In Brief
The LaLaurie Mansion on Royal Street is the most haunted address in the French Quarter. Tour groups pause at its corner to hear about chains and screams. The documented 1834 fire is worse than the legend, and the house standing there now isn't even the one it happened in.
The Full Story
The LaLaurie Mansion sits on the corner of Royal and Governor Nicholls in the French Quarter, and ghost tours stop on the sidewalk outside it every night. They can't go in, since it's private, so they stand at the corner and tell the crowd what people report from the closed third-floor shutters: crying, chains dragged across the floors, the smell of burning. The lore describes a man in chains on the staircase and a pale woman watching from the upper windows.
What the tours are circling is real, and it's on the record. On April 10, 1834, a fire broke out in the kitchen of Delphine LaLaurie's home. It was set by the cook, a woman of about 70 who was chained to the stove. According to the contemporary newspaper account, she said she'd started it as a suicide attempt, because she feared being punished again.

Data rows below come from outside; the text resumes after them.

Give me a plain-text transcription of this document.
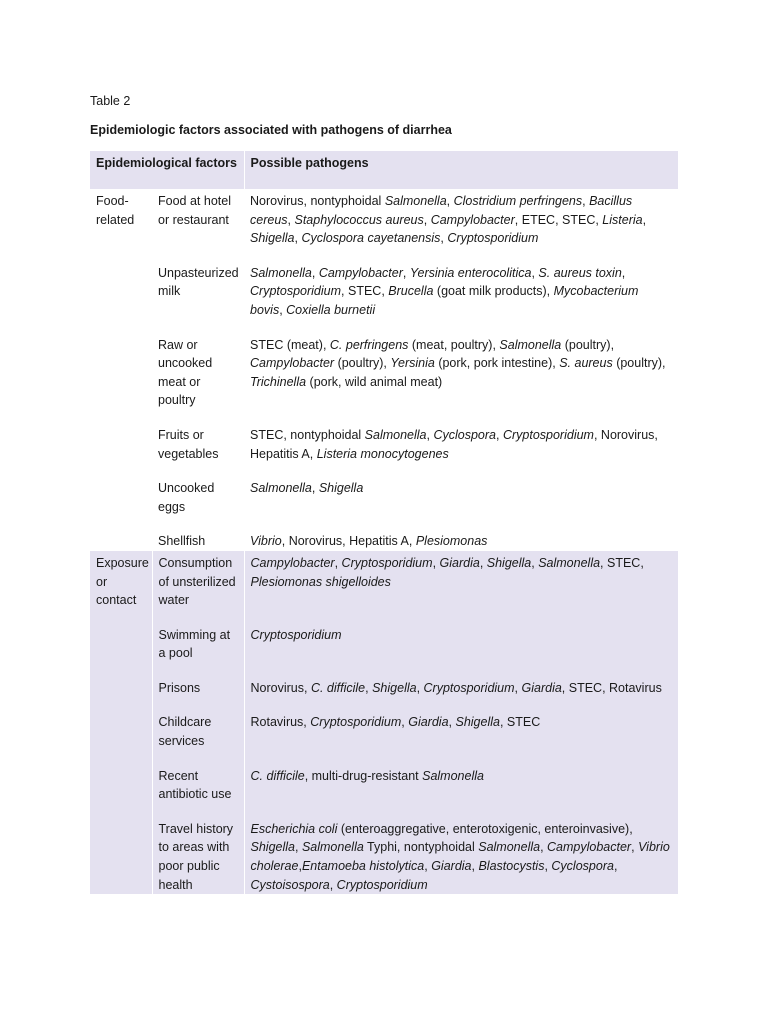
Table 2
Epidemiologic factors associated with pathogens of diarrhea
Epidemiological factors		Possible pathogens
Food-related	Food at hotel or restaurant	Norovirus, nontyphoidal Salmonella, Clostridium perfringens, Bacillus cereus, Staphylococcus aureus, Campylobacter, ETEC, STEC, Listeria, Shigella, Cyclospora cayetanensis, Cryptosporidium
	Unpasteurized milk	Salmonella, Campylobacter, Yersinia enterocolitica, S. aureus toxin, Cryptosporidium, STEC, Brucella (goat milk products), Mycobacterium bovis, Coxiella burnetii
	Raw or uncooked meat or poultry	STEC (meat), C. perfringens (meat, poultry), Salmonella (poultry), Campylobacter (poultry), Yersinia (pork, pork intestine), S. aureus (poultry), Trichinella (pork, wild animal meat)
	Fruits or vegetables	STEC, nontyphoidal Salmonella, Cyclospora, Cryptosporidium, Norovirus, Hepatitis A, Listeria monocytogenes
	Uncooked eggs	Salmonella, Shigella
	Shellfish	Vibrio, Norovirus, Hepatitis A, Plesiomonas
Exposure or contact	Consumption of unsterilized water	Campylobacter, Cryptosporidium, Giardia, Shigella, Salmonella, STEC, Plesiomonas shigelloides
	Swimming at a pool	Cryptosporidium
	Prisons	Norovirus, C. difficile, Shigella, Cryptosporidium, Giardia, STEC, Rotavirus
	Childcare services	Rotavirus, Cryptosporidium, Giardia, Shigella, STEC
	Recent antibiotic use	C. difficile, multi-drug-resistant Salmonella
	Travel history to areas with poor public health	Escherichia coli (enteroaggregative, enterotoxigenic, enteroinvasive), Shigella, Salmonella Typhi, nontyphoidal Salmonella, Campylobacter, Vibrio cholerae,Entamoeba histolytica, Giardia, Blastocystis, Cyclospora, Cystoisospora, Cryptosporidium
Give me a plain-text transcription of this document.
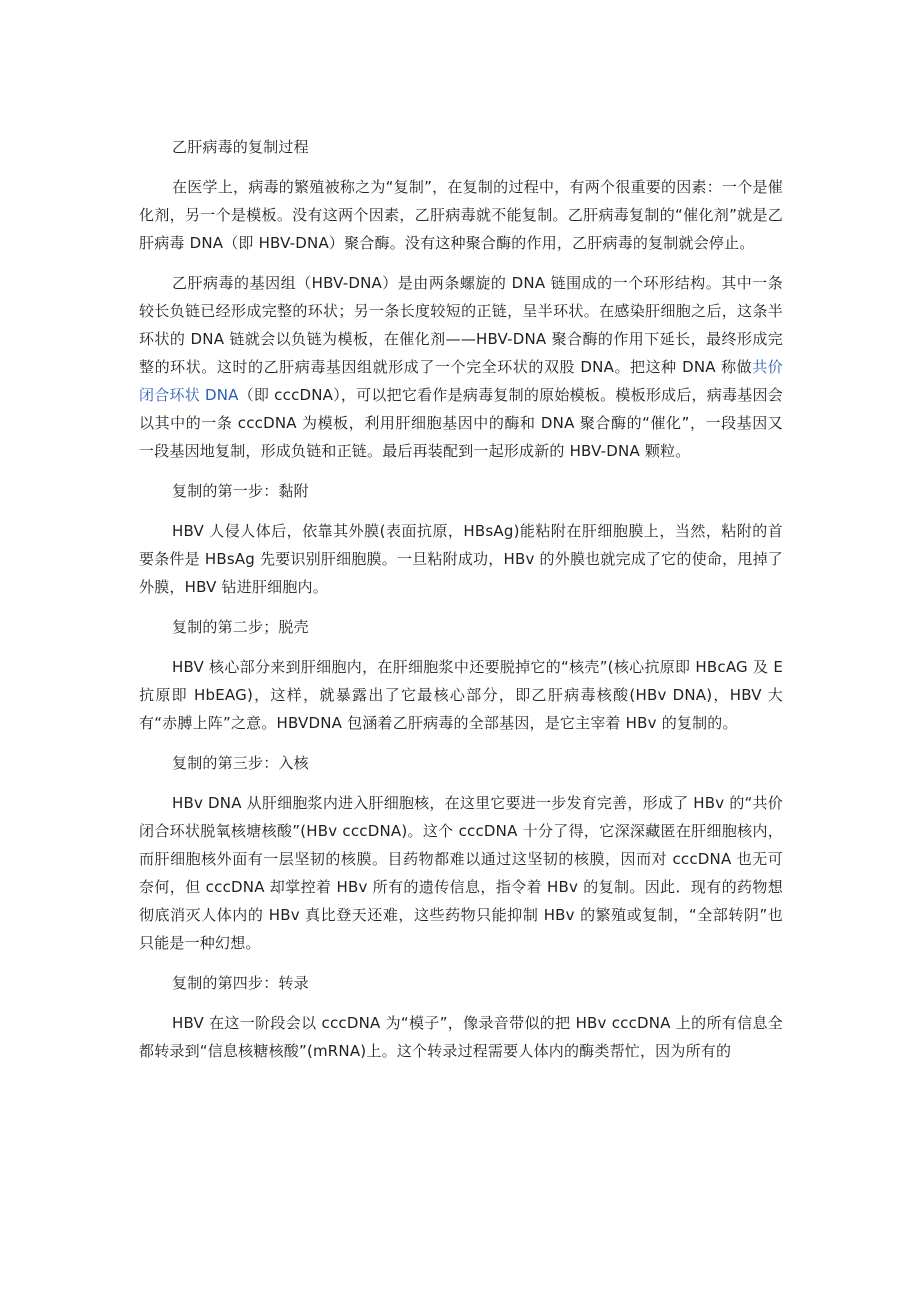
乙肝病毒的复制过程

在医学上，病毒的繁殖被称之为“复制”，在复制的过程中，有两个很重要的因素：一个是催化剂，另一个是模板。没有这两个因素，乙肝病毒就不能复制。乙肝病毒复制的“催化剂”就是乙肝病毒 DNA（即 HBV-DNA）聚合酶。没有这种聚合酶的作用，乙肝病毒的复制就会停止。

乙肝病毒的基因组（HBV-DNA）是由两条螺旋的 DNA 链围成的一个环形结构。其中一条较长负链已经形成完整的环状；另一条长度较短的正链，呈半环状。在感染肝细胞之后，这条半环状的 DNA 链就会以负链为模板，在催化剂——HBV-DNA 聚合酶的作用下延长，最终形成完整的环状。这时的乙肝病毒基因组就形成了一个完全环状的双股 DNA。把这种 DNA 称做共价闭合环状 DNA（即 cccDNA），可以把它看作是病毒复制的原始模板。模板形成后，病毒基因会以其中的一条 cccDNA 为模板，利用肝细胞基因中的酶和 DNA 聚合酶的“催化”，一段基因又一段基因地复制，形成负链和正链。最后再装配到一起形成新的 HBV-DNA 颗粒。

复制的第一步：黏附

HBV 人侵人体后，依靠其外膜(表面抗原，HBsAg)能粘附在肝细胞膜上，当然，粘附的首要条件是 HBsAg 先要识别肝细胞膜。一旦粘附成功，HBv 的外膜也就完成了它的使命，甩掉了外膜，HBV 钻进肝细胞内。

复制的第二步；脱壳

HBV 核心部分来到肝细胞内，在肝细胞浆中还要脱掉它的“核壳”(核心抗原即 HBcAG 及 E 抗原即 HbEAG)，这样，就暴露出了它最核心部分，即乙肝病毒核酸(HBv DNA)，HBV 大有“赤膊上阵”之意。HBVDNA 包涵着乙肝病毒的全部基因，是它主宰着 HBv 的复制的。

复制的第三步：入核

HBv DNA 从肝细胞浆内进入肝细胞核，在这里它要进一步发育完善，形成了 HBv 的“共价闭合环状脱氧核塘核酸”(HBv cccDNA)。这个 cccDNA 十分了得，它深深藏匿在肝细胞核内，而肝细胞核外面有一层坚韧的核膜。目药物都难以通过这坚韧的核膜，因而对 cccDNA 也无可奈何，但 cccDNA 却掌控着 HBv 所有的遗传信息，指令着 HBv 的复制。因此．现有的药物想彻底消灭人体内的 HBv 真比登天还难，这些药物只能抑制 HBv 的繁殖或复制，“全部转阴”也只能是一种幻想。

复制的第四步：转录

HBV 在这一阶段会以 cccDNA 为“模子”，像录音带似的把 HBv cccDNA 上的所有信息全都转录到“信息核糖核酸”(mRNA)上。这个转录过程需要人体内的酶类帮忙，因为所有的
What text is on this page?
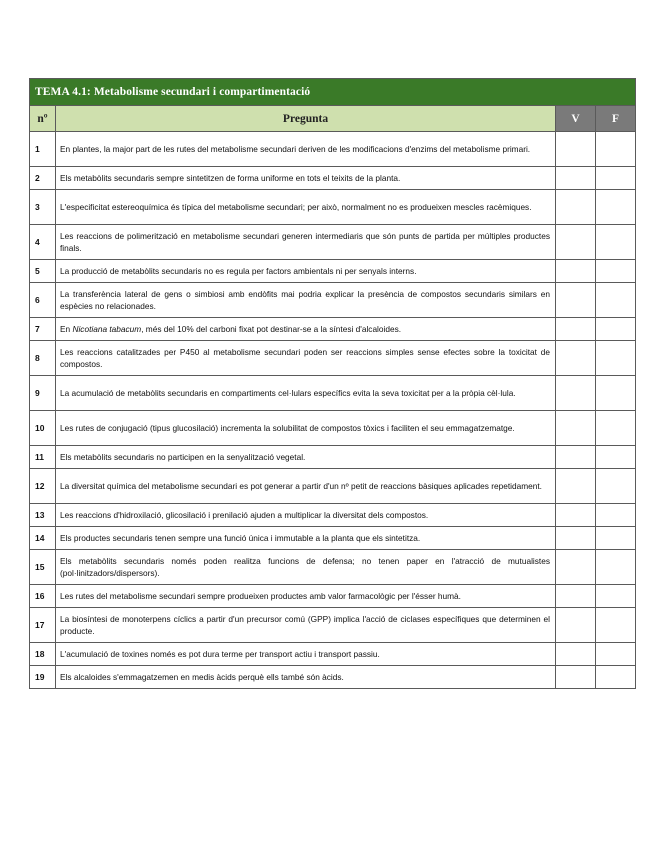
TEMA 4.1: Metabolisme secundari i compartimentació			
nº	Pregunta	V	F
1	En plantes, la major part de les rutes del metabolisme secundari deriven de les modificacions d'enzims del metabolisme primari.		
2	Els metabòlits secundaris sempre sintetitzen de forma uniforme en tots el teixits de la planta.		
3	L'especificitat estereoquímica és típica del metabolisme secundari; per això, normalment no es produeixen mescles racèmiques.		
4	Les reaccions de polimerització en metabolisme secundari generen intermediaris que són punts de partida per múltiples productes finals.		
5	La producció de metabòlits secundaris no es regula per factors ambientals ni per senyals interns.		
6	La transferència lateral de gens o simbiosi amb endòfits mai podria explicar la presència de compostos secundaris similars en espècies no relacionades.		
7	En Nicotiana tabacum, més del 10% del carboni fixat pot destinar-se a la síntesi d'alcaloides.		
8	Les reaccions catalitzades per P450 al metabolisme secundari poden ser reaccions simples sense efectes sobre la toxicitat de compostos.		
9	La acumulació de metabòlits secundaris en compartiments cel·lulars específics evita la seva toxicitat per a la pròpia cèl·lula.		
10	Les rutes de conjugació (tipus glucosilació) incrementa la solubilitat de compostos tòxics i faciliten el seu emmagatzematge.		
11	Els metabòlits secundaris no participen en la senyalització vegetal.		
12	La diversitat química del metabolisme secundari es pot generar a partir d'un nº petit de reaccions bàsiques aplicades repetidament.		
13	Les reaccions d'hidroxilació, glicosilació i prenilació ajuden a multiplicar la diversitat dels compostos.		
14	Els productes secundaris tenen sempre una funció única i immutable a la planta que els sintetitza.		
15	Els metabòlits secundaris només poden realitza funcions de defensa; no tenen paper en l'atracció de mutualistes (pol·linitzadors/dispersors).		
16	Les rutes del metabolisme secundari sempre produeixen productes amb valor farmacològic per l'ésser humà.		
17	La biosíntesi de monoterpens cíclics a partir d'un precursor comú (GPP) implica l'acció de ciclases específiques que determinen el producte.		
18	L'acumulació de toxines només es pot dura terme per transport actiu i transport passiu.		
19	Els alcaloides s'emmagatzemen en medis àcids perquè ells també són àcids.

When neighbors and fire crews tried to reach the locked upper rooms, the household refused them the keys "in a gross and insulting manner." So they broke in. The New Orleans Bee reported finding "seven slaves more or less horribly mutilated," chained, held for months; a rival paper that same week counted six, one of them with "a large hole in his head ... filled with worms." An enraged crowd then ransacked the house, leaving "scarcely any thing but the walls." The rescued were taken to the Cabildo, where, by one local account, some 4,000 townspeople came to look at them.
The legend grew from there, and it grew worse than the papers. The surgical experiments, the gouged eyes, the bodies stitched into new shapes — none of it appears in the 1834 accounts. It was invented in a 1946 book, more than a century after the fire. One researcher calls it fakelore. The one early detail that does hold up is grim enough: a contemporary traveler, Harriet Martineau, wrote in 1838 of an enslaved girl who fell to her death from the roof while fleeing LaLaurie.
Delphine LaLaurie was never charged. She fled the city, then France, and died in Paris in 1849. The house she left behind passed through stranger lives than her own: an integrated public school after the war, an 1880s music conservatory, a home for indigent men in the 1920s, then apartments. Even Nicolas Cage owned it, buying it in 2007 to write, he said, the great American horror novel; he lost it to foreclosure two years later.
Here's the part the crowd on the corner rarely hears. That 1834 fire destroyed the house. The three-story building they're photographing was rebuilt around 1838 by a man named Pierre Trastour, after she was already gone. The most infamous address in New Orleans is haunting a house it never lived in.